También quieres entrar directamente en modo gráfico, no hay problema. Pues modificas un "3" por un "4" en el archivo inittab, nada más que eso es suficiente. Una de las razones por las que la mayoría recomienda a quien esté interesado por aprender "nix" hoy en día la distribución Arch es que cuenta con un excelente administrador de paquetes que se encarga automáticamente de todas las dependencias, cuando en Slackware, supuestamente debes compilar todo a mano, "a lo hombre*".

Pero (sí, de nuevo) contamos en Slack con varias herramientas que simplifican el trabajo, siendo mi favorita los slackbuilds. Son básicamente unos scripts que hacen que instalar una aplicación sea tan sencillo como: descargar, descomprimir, ejecutar script, installpkg. En cuanto a las dependencias, en el sitio oficial informan si hay que instalar alguna biblioteca adicional. La descargamos y listo, manteniendo así un control total sobre lo que está ocurriendo.

Por supuesto que no es para todos y no tendría por qué serlo, pero les aseguro que vale la pena. Si quieren usar el ordenador para estudiar, trabajar, jugar, navegar por internet o lo que se les ocurra, pueden hacerlo con cualquiera de los sistemas operativos más importantes, inclcuídas las distribuciones de Linux más populares. Pero si quieren aprender y divertirse, porque tengo que reconocerlo, es divertidísimo, Slackware es una excelente opción. Además, no hay que olvidar que prácticamente todos los adelantos en cuanto a drivers se refiere son incluidos en el kernel y no dependen de ninguna distribución en particular, es decir que no sólo Ubuntu te reconocerá la placa de video y la webcam, todas lo harán, incluido Slackware.
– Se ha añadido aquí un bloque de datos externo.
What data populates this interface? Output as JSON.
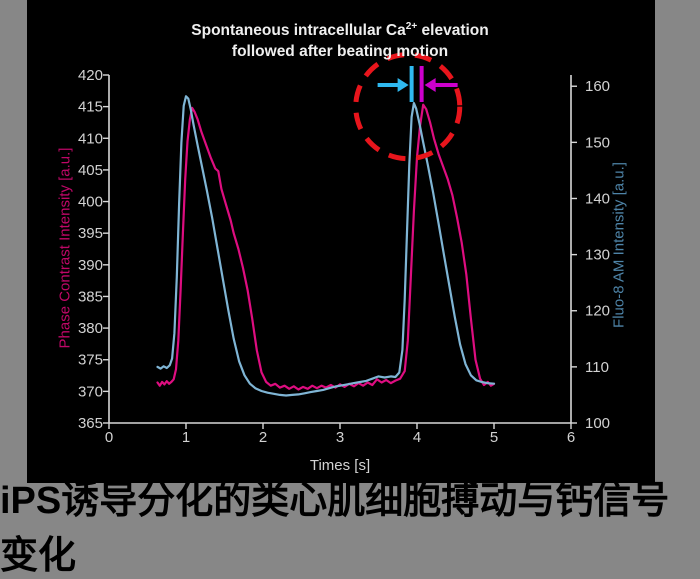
{
  "page": {
    "background_color": "#878787",
    "caption": "iPS诱导分化的类心肌细胞搏动与钙信号变化"
  },
  "figure": {
    "background_color": "#000000"
  },
  "chart_data": {
    "type": "line",
    "title": {
      "line1_pre": "Spontaneous intracellular Ca",
      "line1_sup": "2+",
      "line1_post": " elevation",
      "line2": "followed after beating motion"
    },
    "xlabel": "Times [s]",
    "x_ticks": [
      0,
      1,
      2,
      3,
      4,
      5,
      6
    ],
    "xlim": [
      0,
      6
    ],
    "grid": false,
    "legend": "none",
    "text_color": "#D2D2D2",
    "axis_line_color": "#D8D8D8",
    "left_axis": {
      "label": "Phase Contrast Intensity [a.u.]",
      "label_color": "#C00768",
      "ticks": [
        365,
        370,
        375,
        380,
        385,
        390,
        395,
        400,
        405,
        410,
        415,
        420
      ],
      "range": [
        365,
        420
      ]
    },
    "right_axis": {
      "label": "Fluo-8 AM Intensity [a.u.]",
      "label_color": "#4E84A8",
      "ticks": [
        100,
        110,
        120,
        130,
        140,
        150,
        160
      ],
      "range": [
        100,
        162
      ]
    },
    "series": [
      {
        "name": "Phase Contrast Intensity",
        "axis": "left",
        "color": "#DE0D80",
        "points": [
          [
            0.63,
            371.4
          ],
          [
            0.66,
            370.9
          ],
          [
            0.69,
            371.5
          ],
          [
            0.72,
            371.1
          ],
          [
            0.75,
            371.6
          ],
          [
            0.78,
            371.2
          ],
          [
            0.81,
            371.5
          ],
          [
            0.84,
            371.9
          ],
          [
            0.87,
            373.5
          ],
          [
            0.9,
            378.0
          ],
          [
            0.93,
            386.0
          ],
          [
            0.96,
            395.0
          ],
          [
            0.99,
            403.5
          ],
          [
            1.02,
            409.5
          ],
          [
            1.05,
            413.0
          ],
          [
            1.08,
            414.8
          ],
          [
            1.11,
            414.2
          ],
          [
            1.15,
            413.0
          ],
          [
            1.2,
            411.0
          ],
          [
            1.26,
            409.0
          ],
          [
            1.32,
            407.0
          ],
          [
            1.38,
            405.2
          ],
          [
            1.42,
            404.8
          ],
          [
            1.46,
            402.0
          ],
          [
            1.52,
            399.5
          ],
          [
            1.58,
            397.0
          ],
          [
            1.62,
            395.0
          ],
          [
            1.68,
            392.5
          ],
          [
            1.74,
            389.5
          ],
          [
            1.8,
            386.0
          ],
          [
            1.86,
            381.5
          ],
          [
            1.92,
            376.5
          ],
          [
            1.98,
            373.0
          ],
          [
            2.04,
            371.5
          ],
          [
            2.1,
            370.9
          ],
          [
            2.16,
            371.2
          ],
          [
            2.22,
            370.6
          ],
          [
            2.28,
            370.9
          ],
          [
            2.34,
            370.4
          ],
          [
            2.4,
            370.8
          ],
          [
            2.46,
            370.3
          ],
          [
            2.52,
            370.7
          ],
          [
            2.58,
            370.4
          ],
          [
            2.64,
            370.9
          ],
          [
            2.7,
            370.5
          ],
          [
            2.76,
            370.9
          ],
          [
            2.82,
            370.6
          ],
          [
            2.88,
            371.0
          ],
          [
            2.94,
            370.6
          ],
          [
            3.0,
            371.1
          ],
          [
            3.06,
            370.7
          ],
          [
            3.12,
            371.2
          ],
          [
            3.18,
            370.8
          ],
          [
            3.24,
            371.3
          ],
          [
            3.3,
            370.9
          ],
          [
            3.36,
            371.4
          ],
          [
            3.42,
            371.0
          ],
          [
            3.48,
            371.9
          ],
          [
            3.54,
            371.4
          ],
          [
            3.6,
            371.8
          ],
          [
            3.66,
            371.3
          ],
          [
            3.72,
            371.7
          ],
          [
            3.78,
            372.0
          ],
          [
            3.84,
            373.2
          ],
          [
            3.88,
            378.0
          ],
          [
            3.92,
            388.0
          ],
          [
            3.96,
            398.5
          ],
          [
            4.0,
            407.0
          ],
          [
            4.04,
            412.0
          ],
          [
            4.08,
            415.3
          ],
          [
            4.12,
            414.6
          ],
          [
            4.17,
            412.5
          ],
          [
            4.22,
            410.0
          ],
          [
            4.28,
            407.5
          ],
          [
            4.34,
            405.5
          ],
          [
            4.4,
            403.5
          ],
          [
            4.46,
            401.0
          ],
          [
            4.52,
            397.5
          ],
          [
            4.58,
            393.5
          ],
          [
            4.64,
            388.5
          ],
          [
            4.7,
            381.5
          ],
          [
            4.76,
            375.0
          ],
          [
            4.82,
            372.0
          ],
          [
            4.87,
            371.0
          ],
          [
            4.92,
            371.5
          ],
          [
            4.96,
            370.9
          ],
          [
            5.0,
            371.2
          ]
        ]
      },
      {
        "name": "Fluo-8 AM Intensity",
        "axis": "right",
        "color": "#7FB5D5",
        "points": [
          [
            0.63,
            110.0
          ],
          [
            0.67,
            109.7
          ],
          [
            0.71,
            110.1
          ],
          [
            0.75,
            109.8
          ],
          [
            0.79,
            110.3
          ],
          [
            0.82,
            111.5
          ],
          [
            0.85,
            116.0
          ],
          [
            0.88,
            126.0
          ],
          [
            0.91,
            139.0
          ],
          [
            0.94,
            150.0
          ],
          [
            0.97,
            156.5
          ],
          [
            1.0,
            158.2
          ],
          [
            1.03,
            157.8
          ],
          [
            1.06,
            156.0
          ],
          [
            1.1,
            153.0
          ],
          [
            1.15,
            149.5
          ],
          [
            1.21,
            145.5
          ],
          [
            1.27,
            141.5
          ],
          [
            1.34,
            136.5
          ],
          [
            1.41,
            131.0
          ],
          [
            1.48,
            125.5
          ],
          [
            1.55,
            120.0
          ],
          [
            1.62,
            115.0
          ],
          [
            1.69,
            111.0
          ],
          [
            1.76,
            108.5
          ],
          [
            1.83,
            107.0
          ],
          [
            1.9,
            106.2
          ],
          [
            1.98,
            105.7
          ],
          [
            2.06,
            105.4
          ],
          [
            2.14,
            105.2
          ],
          [
            2.22,
            105.0
          ],
          [
            2.3,
            104.9
          ],
          [
            2.38,
            105.0
          ],
          [
            2.46,
            105.1
          ],
          [
            2.54,
            105.3
          ],
          [
            2.62,
            105.5
          ],
          [
            2.7,
            105.7
          ],
          [
            2.78,
            105.9
          ],
          [
            2.86,
            106.2
          ],
          [
            2.94,
            106.5
          ],
          [
            3.02,
            106.7
          ],
          [
            3.1,
            106.9
          ],
          [
            3.18,
            107.1
          ],
          [
            3.26,
            107.3
          ],
          [
            3.34,
            107.5
          ],
          [
            3.42,
            107.9
          ],
          [
            3.5,
            108.3
          ],
          [
            3.58,
            108.1
          ],
          [
            3.66,
            108.3
          ],
          [
            3.72,
            108.2
          ],
          [
            3.77,
            109.0
          ],
          [
            3.81,
            113.0
          ],
          [
            3.84,
            122.0
          ],
          [
            3.87,
            134.0
          ],
          [
            3.9,
            146.0
          ],
          [
            3.93,
            154.5
          ],
          [
            3.96,
            157.0
          ],
          [
            3.99,
            156.0
          ],
          [
            4.03,
            153.5
          ],
          [
            4.08,
            150.0
          ],
          [
            4.14,
            146.0
          ],
          [
            4.21,
            141.0
          ],
          [
            4.28,
            135.5
          ],
          [
            4.35,
            130.0
          ],
          [
            4.42,
            124.5
          ],
          [
            4.49,
            119.0
          ],
          [
            4.56,
            114.0
          ],
          [
            4.63,
            110.5
          ],
          [
            4.7,
            108.5
          ],
          [
            4.77,
            107.6
          ],
          [
            4.84,
            107.3
          ],
          [
            4.91,
            107.1
          ],
          [
            5.0,
            107.0
          ]
        ]
      }
    ],
    "annotations": {
      "highlight_circle": {
        "t_center": 3.88,
        "value_left": 415,
        "radius_px": 52,
        "color": "#E8151C",
        "style": "dashed"
      },
      "peak_markers": [
        {
          "series": "Fluo-8 AM Intensity",
          "t": 3.93,
          "color": "#2FB9F0",
          "arrow_direction": "right"
        },
        {
          "series": "Phase Contrast Intensity",
          "t": 4.06,
          "color": "#CC00CC",
          "arrow_direction": "left"
        }
      ]
    }
  }
}
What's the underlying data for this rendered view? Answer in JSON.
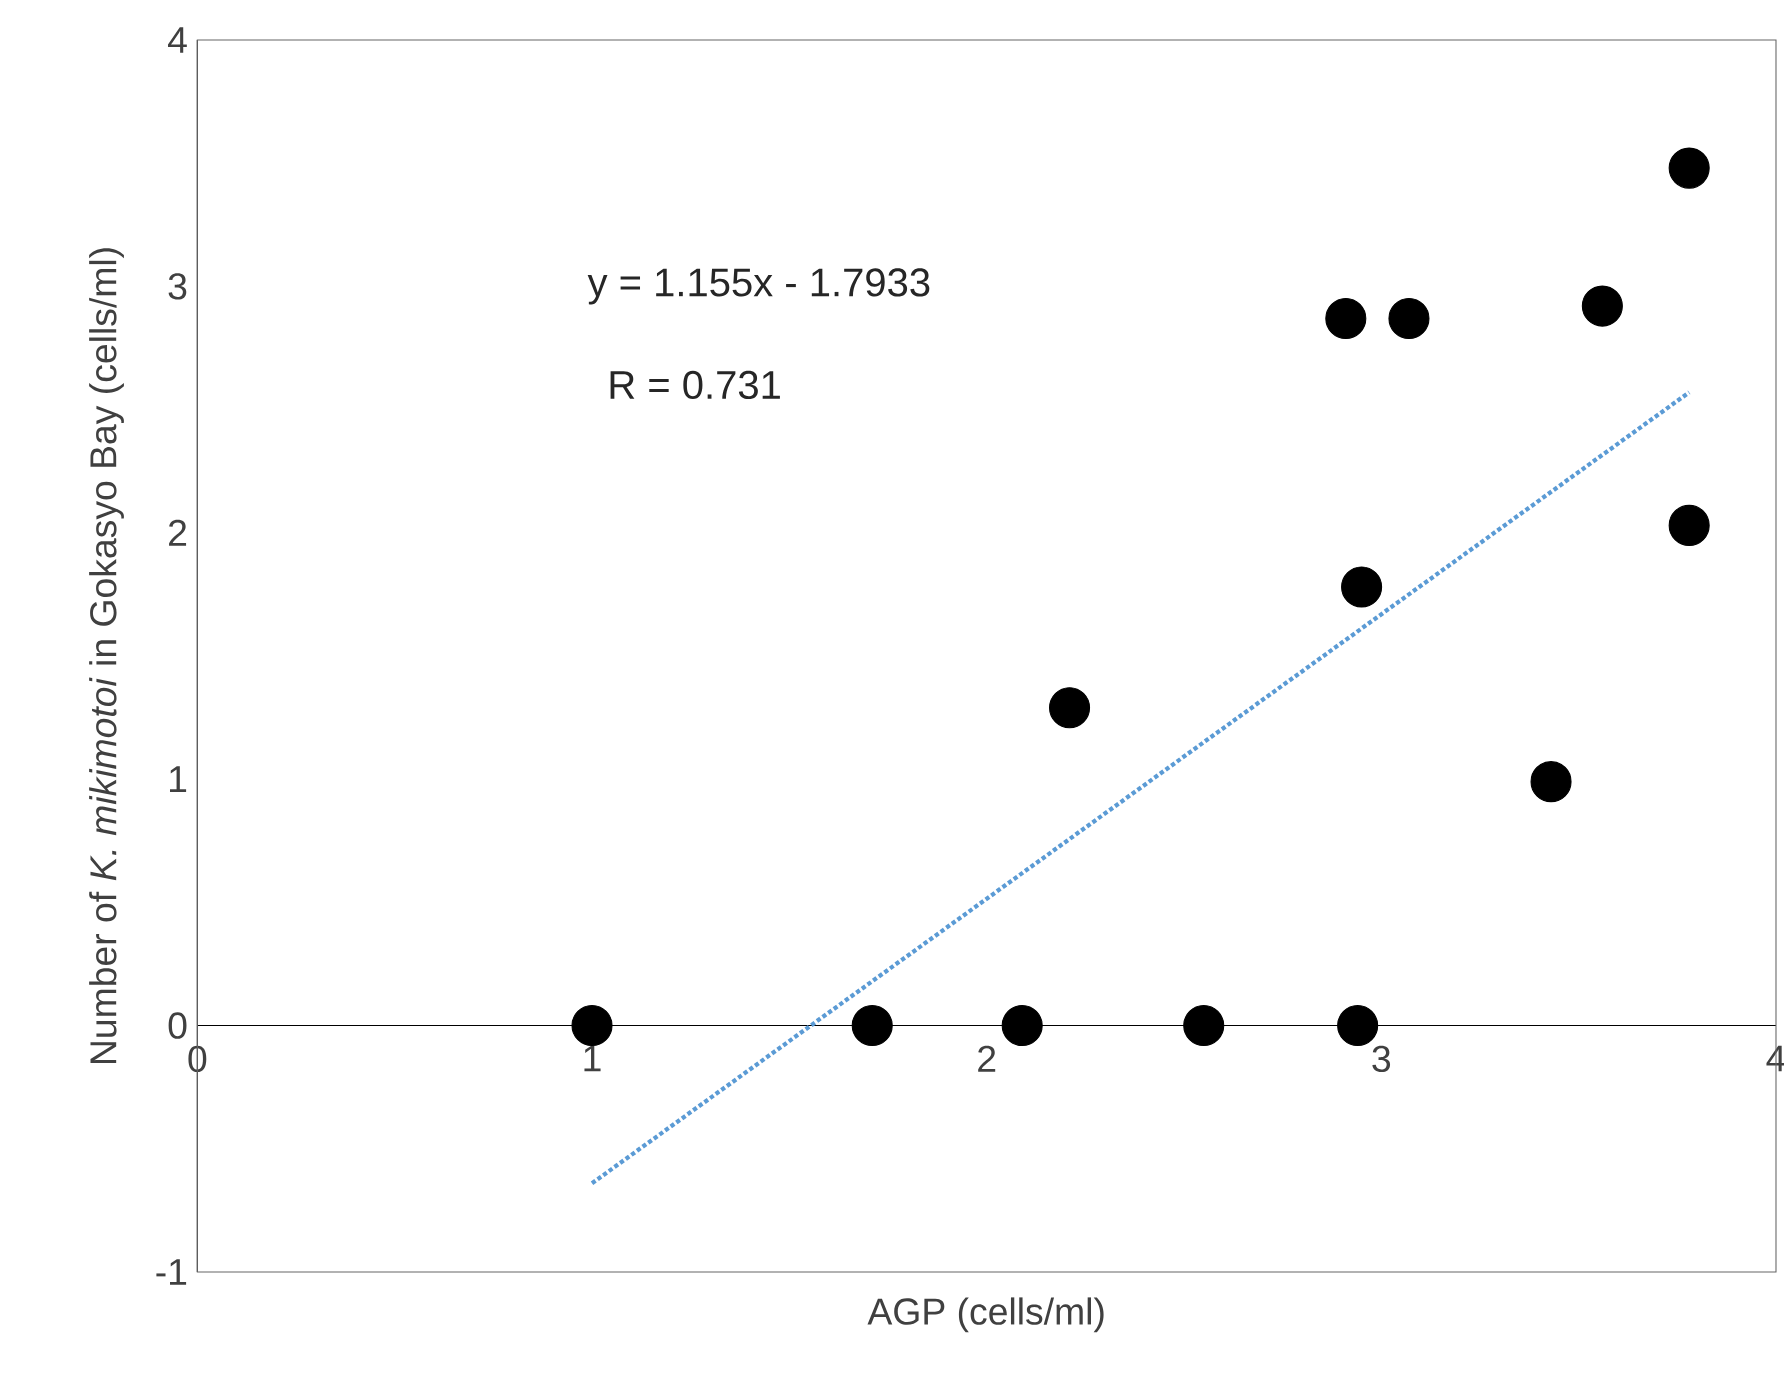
{
  "chart_data": {
    "type": "scatter",
    "xlabel": "AGP (cells/ml)",
    "ylabel": "Number  of *K. mikimotoi* in Gokasyo Bay (cells/ml)",
    "xlim": [
      0,
      4
    ],
    "ylim": [
      -1,
      4
    ],
    "xticks": [
      0,
      1,
      2,
      3,
      4
    ],
    "yticks": [
      -1,
      0,
      1,
      2,
      3,
      4
    ],
    "marker": "circle",
    "annotations": [
      "y = 1.155x - 1.7933",
      "R = 0.731"
    ],
    "series": [
      {
        "color": "#000000",
        "x": [
          1.0,
          1.71,
          2.09,
          2.55,
          2.94,
          2.21,
          2.91,
          3.07,
          2.95,
          3.56,
          3.43,
          3.78,
          3.78
        ],
        "values": [
          0,
          0,
          0,
          0,
          0,
          1.29,
          2.87,
          2.87,
          1.78,
          2.92,
          0.99,
          3.48,
          2.03
        ]
      },
      {
        "type": "line",
        "color": "#5b9bd5",
        "line_style": "dotted",
        "marker": "none",
        "x": [
          1.0,
          3.78
        ],
        "values": [
          -0.64,
          2.57
        ]
      }
    ]
  }
}
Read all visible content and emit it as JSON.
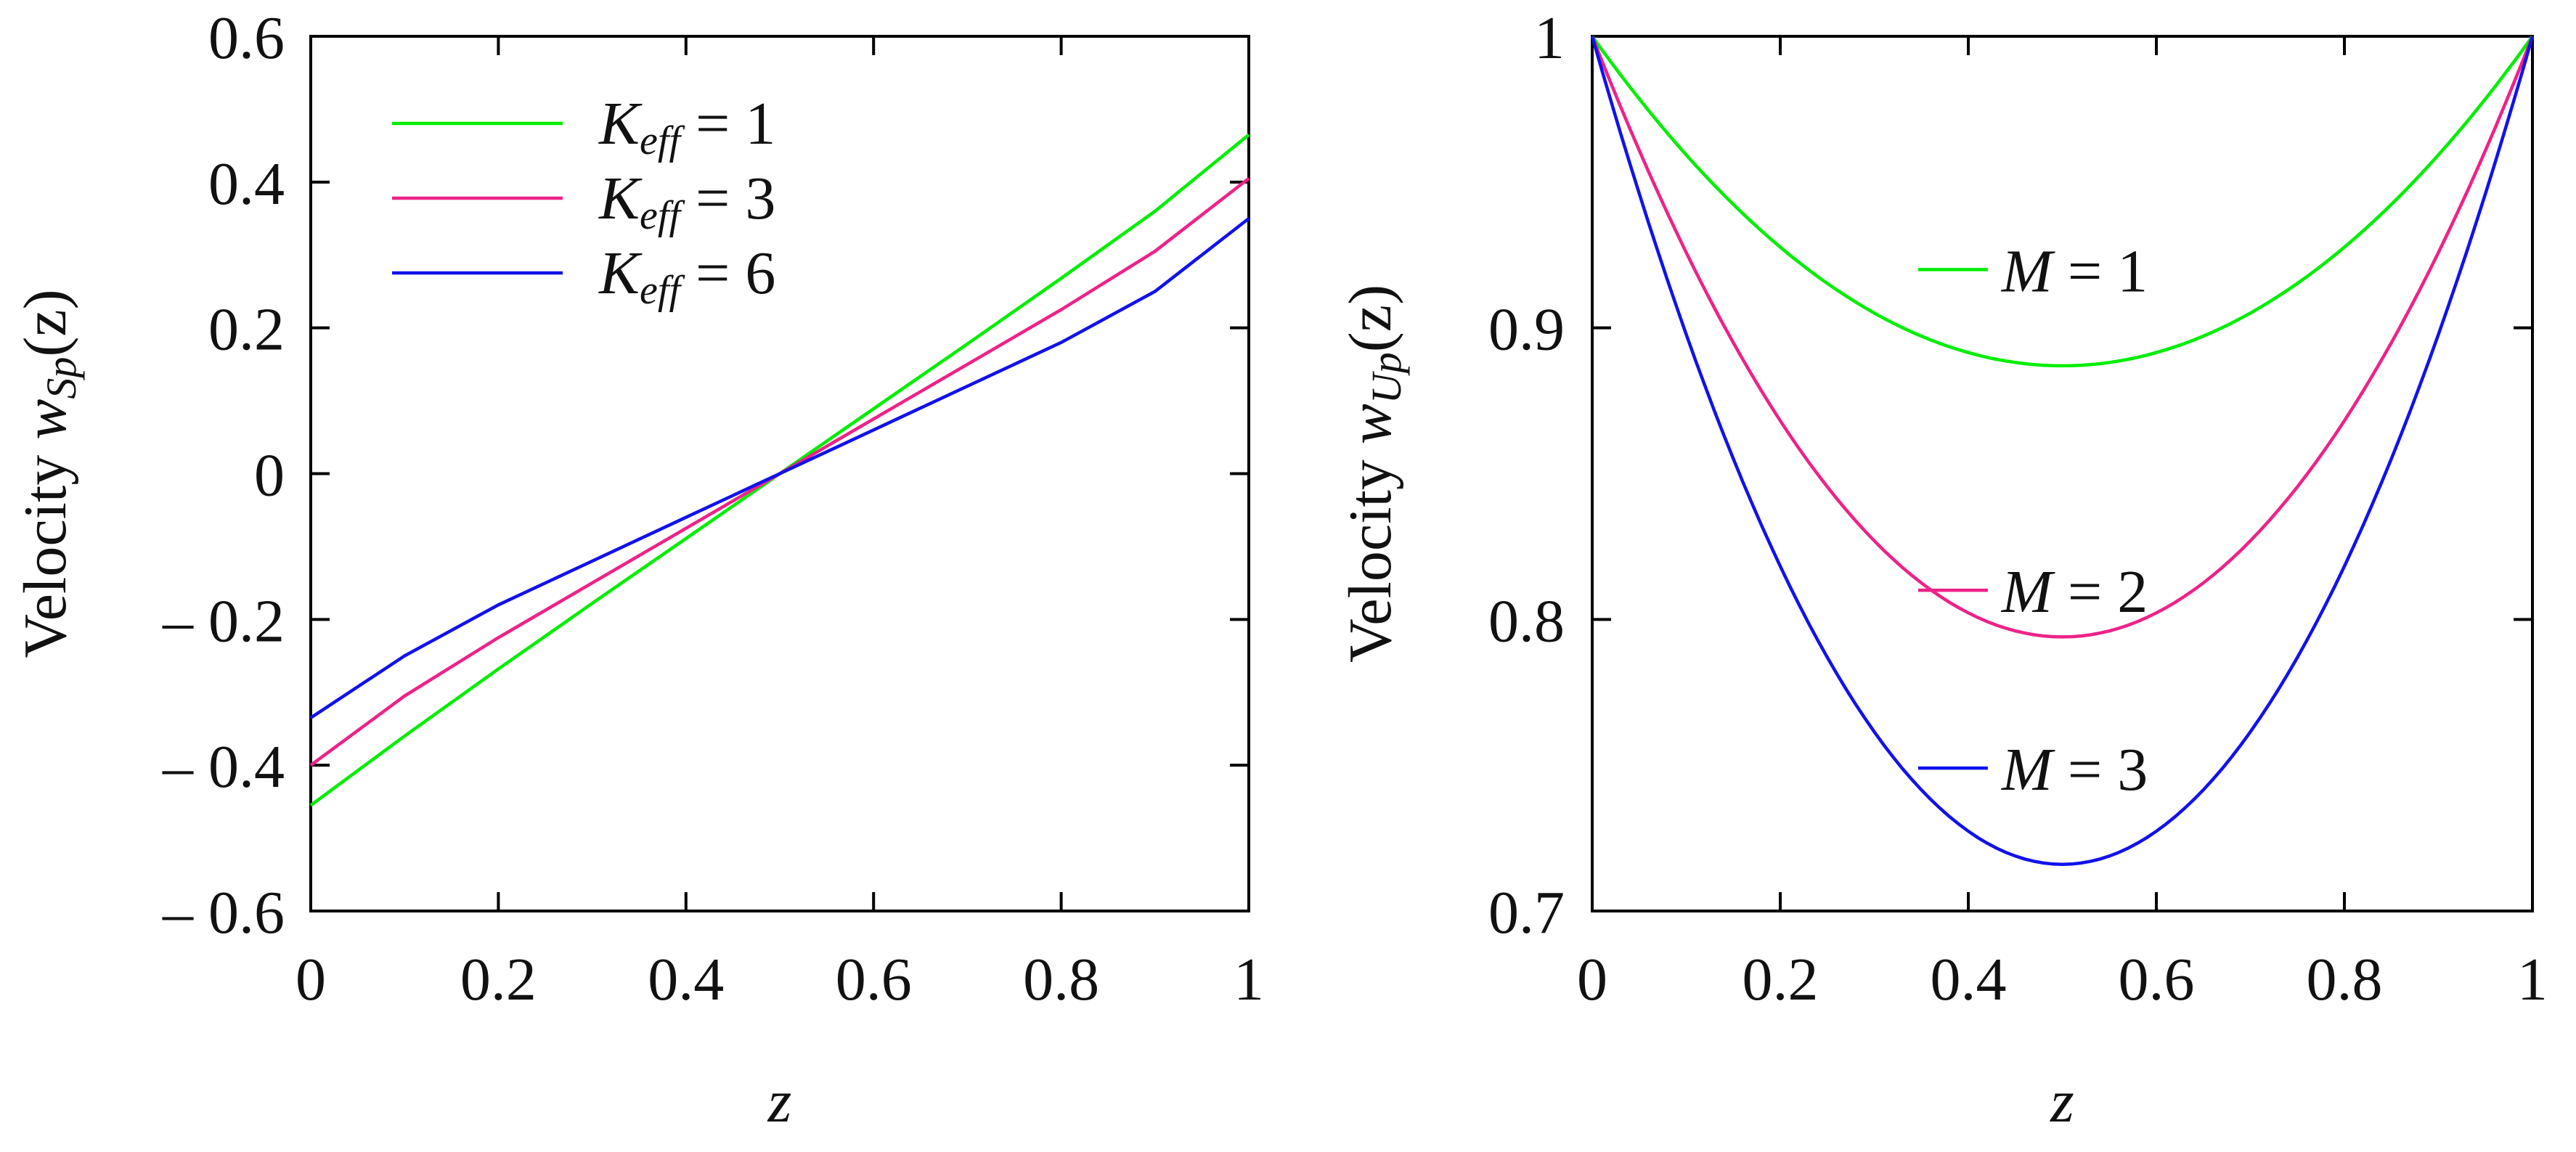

Tras instalar la versión 13.1 (no lleva más que 20 minutos hacerlo), a las 3 horas ya tenía todo configurado y listo para trabajar. Puedo utilizar mi laptop para todo lo que necesito, incluso utilizar el Skype y a la vez aprender mucho más sobre cómo funciona esta cosa que viene de Unix, el MIT, BSD (sí, Mac OS X está basado en FreeBSD), GNU y esos términos que evocan tantas historias en la cultura geek.

La comunidad de Slackware podrá ser bastante parca, pero el objetivo sigue siendo el mismo: aprender y hoy en día, no hay prácticamente error o problema cuya solución no esté en la primer página de resultados en Google, solemos abusar del tiempo de los usuarios que se toman el tiempo de revisar foros ayudando a usuarios inexpertos. En conclusión: no es tan difícil, aprenderás muchísimo y te divertirás de igual manera, así que si tienes un disco extra y te animas, prueba Slack.